A study indicated that extensive fishing off the Coromandel coast could be forcing the great seahorse to migrate towards Odisha.


GS Iii: Environment and Ecology, Facts for Prelims

Dimensions of the Article:

  1. About Seahorse
  2. Reasons for Decline and Migration of Great Seahorse
  3. What are the Challenges with Migration?

About Seahorse

Shape and Classification:
  • Seahorses are a type of tiny fish named after the shape of their head resembling a tiny horse. They are classified as fish, in the genus Hippocampus.
  • There are 46 species of seahorses worldwide, and India is home to 9 out of 12 species found in the Indo-Pacific.
  • Seahorses are found in shallow coastal waters between latitudes of about 52° N to 45° S.
  • In India, these 9 species are distributed along the coasts of eight states and five Union Territories from Gujarat to Odisha, including Lakshadweep and the Andaman and Nicobar Islands.
  • Seahorse populations in India are distributed across diverse ecosystems such as seagrass, mangroves, macroalgal beds, and coral reefs.
Swimming and Migration:
  • When swimming, seahorses maintain a vertical position and propel themselves forward using a soft-rayed dorsal fin.
  • They migrate by rafting, clinging to floating substrata such as macroalgae or plastic debris for dispersal by ocean currents.
Reproductive Habits:
  • Seahorses have unique reproductive habits where the male gives birth to offspring. The female uses an ovipositor (egg duct) to place her eggs into a brood pouch located at the base of the male’s tail where the eggs are later fertilized.
Conservation Status:
  • Seahorses are classified as vulnerable by the IUCN.
  • They are listed in Appendix II of CITES, which regulates their international trade to ensure their survival.

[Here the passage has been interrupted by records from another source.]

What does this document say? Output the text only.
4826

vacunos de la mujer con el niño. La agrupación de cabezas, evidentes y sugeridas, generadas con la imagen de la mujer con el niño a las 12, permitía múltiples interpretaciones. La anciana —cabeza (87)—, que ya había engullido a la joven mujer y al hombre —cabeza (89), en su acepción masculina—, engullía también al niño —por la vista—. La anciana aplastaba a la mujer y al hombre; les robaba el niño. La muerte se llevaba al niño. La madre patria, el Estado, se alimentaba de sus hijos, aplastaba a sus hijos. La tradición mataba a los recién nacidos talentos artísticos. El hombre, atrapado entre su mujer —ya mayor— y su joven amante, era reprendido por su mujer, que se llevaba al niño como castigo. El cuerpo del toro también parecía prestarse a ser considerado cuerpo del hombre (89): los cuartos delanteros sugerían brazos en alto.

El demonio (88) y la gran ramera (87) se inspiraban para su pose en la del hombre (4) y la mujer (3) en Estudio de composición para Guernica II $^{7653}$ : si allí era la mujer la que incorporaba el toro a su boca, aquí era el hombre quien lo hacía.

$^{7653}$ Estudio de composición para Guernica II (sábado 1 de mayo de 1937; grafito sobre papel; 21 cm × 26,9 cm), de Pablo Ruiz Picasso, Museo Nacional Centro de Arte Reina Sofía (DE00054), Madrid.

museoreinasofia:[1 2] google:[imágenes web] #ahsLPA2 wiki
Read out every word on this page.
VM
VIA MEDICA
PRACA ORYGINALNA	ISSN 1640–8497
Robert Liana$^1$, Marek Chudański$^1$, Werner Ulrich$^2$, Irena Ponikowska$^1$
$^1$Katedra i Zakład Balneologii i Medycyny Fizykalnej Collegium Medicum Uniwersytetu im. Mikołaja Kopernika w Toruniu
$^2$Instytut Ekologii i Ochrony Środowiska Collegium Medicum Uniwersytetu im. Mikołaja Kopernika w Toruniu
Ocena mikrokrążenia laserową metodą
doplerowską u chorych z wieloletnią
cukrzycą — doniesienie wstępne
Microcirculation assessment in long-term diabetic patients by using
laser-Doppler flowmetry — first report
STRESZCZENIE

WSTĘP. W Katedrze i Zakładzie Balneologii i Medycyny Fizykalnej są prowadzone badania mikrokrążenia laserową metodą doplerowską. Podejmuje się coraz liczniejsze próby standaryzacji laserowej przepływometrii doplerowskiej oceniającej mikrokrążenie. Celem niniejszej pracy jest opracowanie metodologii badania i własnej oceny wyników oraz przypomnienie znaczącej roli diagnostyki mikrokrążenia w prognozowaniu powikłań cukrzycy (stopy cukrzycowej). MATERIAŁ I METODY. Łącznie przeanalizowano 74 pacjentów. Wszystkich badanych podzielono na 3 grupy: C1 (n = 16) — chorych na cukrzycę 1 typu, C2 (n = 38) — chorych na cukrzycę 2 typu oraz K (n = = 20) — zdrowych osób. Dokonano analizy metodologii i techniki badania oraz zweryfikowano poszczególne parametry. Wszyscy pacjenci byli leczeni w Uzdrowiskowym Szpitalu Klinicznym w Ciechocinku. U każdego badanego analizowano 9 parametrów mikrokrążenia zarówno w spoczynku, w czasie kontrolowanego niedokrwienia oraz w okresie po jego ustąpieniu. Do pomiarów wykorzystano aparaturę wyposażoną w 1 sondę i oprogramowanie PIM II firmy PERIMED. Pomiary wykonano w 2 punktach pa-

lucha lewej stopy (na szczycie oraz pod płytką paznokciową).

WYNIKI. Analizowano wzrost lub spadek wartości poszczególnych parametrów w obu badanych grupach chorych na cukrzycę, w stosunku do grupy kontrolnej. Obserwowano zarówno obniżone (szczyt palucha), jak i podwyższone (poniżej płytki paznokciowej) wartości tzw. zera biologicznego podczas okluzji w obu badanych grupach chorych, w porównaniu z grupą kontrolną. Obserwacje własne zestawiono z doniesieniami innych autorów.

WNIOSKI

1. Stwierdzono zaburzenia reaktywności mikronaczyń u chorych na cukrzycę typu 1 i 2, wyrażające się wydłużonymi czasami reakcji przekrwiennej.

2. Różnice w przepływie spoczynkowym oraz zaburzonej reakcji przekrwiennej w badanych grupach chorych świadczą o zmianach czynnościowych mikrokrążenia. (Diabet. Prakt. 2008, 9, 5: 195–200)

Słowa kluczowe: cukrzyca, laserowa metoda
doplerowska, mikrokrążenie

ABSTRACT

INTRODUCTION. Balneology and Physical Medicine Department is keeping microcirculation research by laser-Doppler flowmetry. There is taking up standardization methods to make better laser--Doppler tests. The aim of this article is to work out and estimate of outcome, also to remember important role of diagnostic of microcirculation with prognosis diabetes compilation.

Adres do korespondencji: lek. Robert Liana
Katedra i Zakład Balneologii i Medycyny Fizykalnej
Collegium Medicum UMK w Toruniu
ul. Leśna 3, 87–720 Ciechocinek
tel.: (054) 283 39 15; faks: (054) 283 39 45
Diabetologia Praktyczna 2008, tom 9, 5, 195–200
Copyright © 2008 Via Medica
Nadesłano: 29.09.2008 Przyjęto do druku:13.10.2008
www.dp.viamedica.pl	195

Reasons for Decline and Migration of Great Seahorse

  • The population of the Great seahorse is declining due to various factors such as overexploitation for traditional Chinese medicines, ornamental fish, general destructive fishing, and fisheries bycatch.
  • These activities put immense pressure on seahorse populations that depend on local habitats to maintain their long-life history traits.
  • The Great seahorse migrates approximately 1,300 km northward from Palk Bay and the Gulf of Mannar to Odisha.
  • This migration is believed to be a response to extensive fishing activities around the southern coast of India.  Around 13 million seahorses are caught every year on the Coromandel coast.

What are the Challenges with Migration?

Lack of Suitable Habitats:
  • The Odisha coast lacks the necessary seagrass meadows or coral reefs that are essential habitats for seahorses, except for the Chilika region.
  • Without these habitats, the seahorses may find it difficult to survive and thrive during their migration.
Lack of Conservation Measures:
  • The migration of seahorses from Palk Bay and the Gulf of Mannar to Odisha highlights the lack of conservation and management measures in the coastal ecosystems of India’s east coast.
  • The absence of proper monitoring makes it challenging to safeguard the remaining seahorse populations.
  • Therefore, there is a need for better conservation and management practices to protect seahorses during their migration.